We adopted LLM API services from OpenAI and Anthropic and now are fully LLM-agnostic. Our AI platform automatically uses different models or providers depending on the communication context or LLM service availability.

We gathered quite noticeable expertise on the advantages and disadvantages of different models and providers. This experience, of course, is based on our use-case of support operations for highly-demanding technical product expertise. And this expertise is just in a moment - in LLM space everything is changing each month. In case you will be involved in GenAI development, let me share some of our observations:

Anthropic models are great when your task is to perform classification or extract valuable pieces of information from text (in our case it is various identifiers). Even the cheapest and quickest claude-3-haiku-20240307 model is better than any OpenAI model for this task.
High level OpenAI models are in general quicker than Anthropic models. gpt-4-1106-preview or gpt-4-turbo is 2-3 times quicker than claude-3-opus-20240229 and even quicker than claude-3-sonnet-20240229.
Anthropic models have the highest attention to details. Among 50K tokens of knowledge, it is constantly able to find the correct describing sentence and carefully extract this information during response generation. OpenAI models often get lost in the same context.
OpenAI models are degrading in attention to details with each new release. Original gpt-4-0613 is most probably the best but it lacks enough context window size (it is just 4K tokens). While gpt-4-1106-preview (the first gpt-4-turbo class model) is really great in most of tasks, each subsequent release (gpt-4-0125-preview and especially latest gpt-4-turbo-2024-04-09) are becoming more lazy, laconic and prefer to ignore provided instructions.
OpenAI models are better when you need to use functions/tools. Anthropic function calling appeared in beta mode just a couple of weeks ago and it contains quite a lot of bugs so far.
Comparing service availability, I would say that OpenAI API services work a little bit more durably. Anthropic API service now is often overloaded especially in business time in the US. The same was happening to OpenAI at the end of 2023. However, the difference is not that much. Most probably Anthropic is struggling with higher demand at the moment.
When the user 's question is covered by the information in RAG, any model will respond nicely. In that case, IMHO the clear winner is claude-3-haiku-20240307 from Anthropic that outputs tokens with machine gun performance (it needs around 10 seconds maximum for a big response), has 200K tokens context and is super cheap. However, if you need to apply high-level logic such simple models may fail with a high rate. The question is to detect when information in RAG is sufficient for the best reply before selecting a model for the answer.
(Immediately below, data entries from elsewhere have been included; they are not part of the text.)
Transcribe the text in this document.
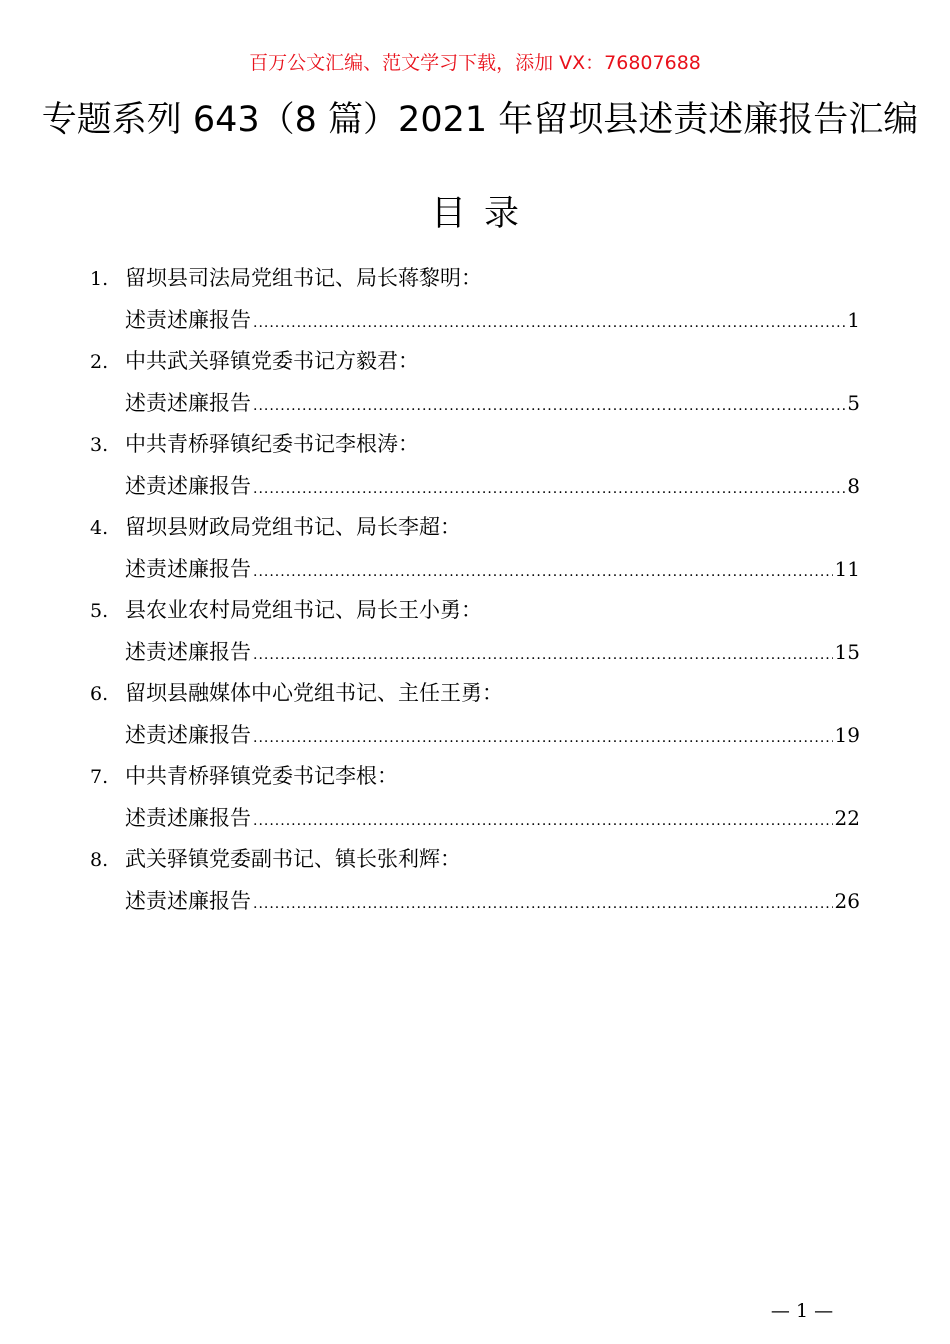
百万公文汇编、范文学习下载，添加 VX：76807688
专题系列 643（8 篇）2021 年留坝县述责述廉报告汇编
目录
1. 留坝县司法局党组书记、局长蒋黎明：
述责述廉报告 .....	1
2. 中共武关驿镇党委书记方毅君：
述责述廉报告 .....	5
3. 中共青桥驿镇纪委书记李根涛：
述责述廉报告 .....	8
4. 留坝县财政局党组书记、局长李超：
述责述廉报告 .....	11
5. 县农业农村局党组书记、局长王小勇：
述责述廉报告 .....	15
6. 留坝县融媒体中心党组书记、主任王勇：
述责述廉报告 .....	19
7. 中共青桥驿镇党委书记李根：
述责述廉报告 .....	22
8. 武关驿镇党委副书记、镇长张利辉：
述责述廉报告 .....	26
— 1 —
If you compare it with the LLM evaluation recently published by OpenAI, you will see a totally different picture. Most likely, it’s due to prompt design because in our case we evaluate models using a huge amount of RAG and extra instructions, while in their evaluation, the system prompt consists of 1-2 sentences maximum. So, from a Chat Bot perspective (pure ChatGPT as an AI tool), OpenAI models are improving. However, as a LLM for specific natural language tasks, it quickly degrades.

Another interesting observation that is clearly visible in our/customer AI usage pattern is the shift from documentation based answering machine to real assistant that analyzes the data. Once we enriched AI with the correct knowledge and gave it tools to extract valuable information from the user's account, it started to analyze the data, extract valuable pieces of information upon request and even started advising.

Now if a user reports a problem, AI will find the item with a problem (e.g. a device), retrieve information about its status and perform various checks. Our next move is to provide more and more AI assistance now to human supporters to perform on-demand health checks of customer accounts - analyze telemetry, messages, logs, and perform the summary of what can be improved. Basically, the AI is going to implement all the internal processes we have established for a human supporter - look there, check this, try that, and so on. Once we optimize it, we will be ready to provide such service to customers.

And one important note is the cost of AI. So far, it greatly depends on the fact - if we are actively developing it or not. When nobody is developing the AI platform, the cost is around $20-30 per day. When we are running tests, optimizations, and performing active development with AI, the cost jumps to $50-100 per day. Taking into account hundreds of users it serves on a monthly basis, it is still very cheap.